1. Peyton Manning is dancing at training camp. What will Jay Cutler do to top it?
Kate Bernot: Dance ballet en pointe. Such a graceful swan.
Katie Gibson: Nothing. Because nothing tops Peyton Manning doing some sort of weird honky tonk thing.
Soxman: He will try leading the Bears to the BIG "Dance" in February.
Brad Zibung: As long as it doesn't result in a season-ending injury, he can do whatever he wants.
Ernest Wilkins: Hopefully throwing a LOT of touchdowns? FOCUS BIG JAY, YOU VAN-DRIVING GLORY BOY!
2. After one week of Team USA practice, Derrick Rose's knees will be ...
Kate Bernot: ... the subject of their own "30 for 30," probably.
Katie Gibson: ... JUST FINE, OK?
Soxman: ... begging for some love. Kevin Love, that is.
Brad Zibung: ... better than ever, assuming "ever" means since right before his first knee injury.
Ernest Wilkins: ... as good as my responses to Five on Fives! Well, except this one.
3. Um, who would pay $100K for a Johnny Manziel jersey?
Kate Bernot: His mom. I mean, she's got the money, right?
Katie Gibson: Well I would hope no one is that stupid, but this is Cleveland, so ...
Soxman: Cowboys owner Jerry Jones. Since he wouldn't overpay for the man, he overpaid for the jersey.
Brad Zibung: Not me, but I wouldn't pay $100,000 for pretty much anything, so I'm far from the best point of contact on this.
Ernest Wilkins: WHO TOLD YOU? OK, it was me. Look, I have a BIG issue with spending. DON'T TELL MY GIRLFRIEND.
4. Who's your go-to source for the best baseball trade rumors?
Kate Bernot: I only have time for Beyonce/Jay Z divorce rumors now, sorry.

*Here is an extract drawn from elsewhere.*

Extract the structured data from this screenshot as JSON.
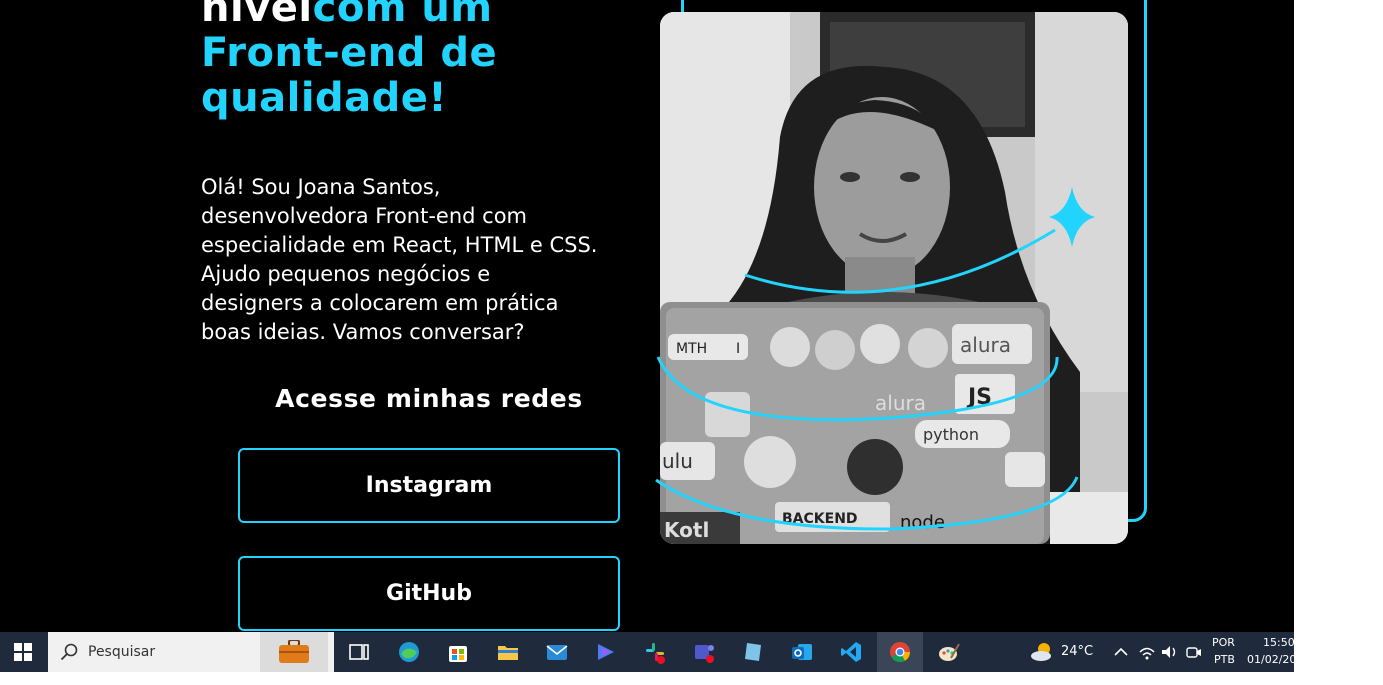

Katie Gibson: I only have eyes for Chris Sosa.
Soxman: Michael Jackson sang it best: "I'm starting with the man in the mirror!"
Brad Zibung: I'm not sure yet, but since I follow the Cubs, I have a couple of years until they're buyers at the deadline to figure it out.
Ernest Wilkins: Sean Ely. He's been 100 percent about this John Domanico kid.
5. Uh oh. The Detroit Lions tabled Ndamukong Suh's contract talks. You scared?
Kate Bernot: Nuh uh.
Katie Gibson: If he gets paid less, he'll take it out on Cutler. GIVE HIM ALL THE MONIES, DETROIT.
Soxman: Legally I can't discuss anything involving a team from Detroit. White Sox fans might Suh me.
Brad Zibung: Why would I be scared? I'm not an opposing player he's trying to assault.
Ernest Wilkins: Nope! Anything to get him out of the NFC Central, I'm all in for.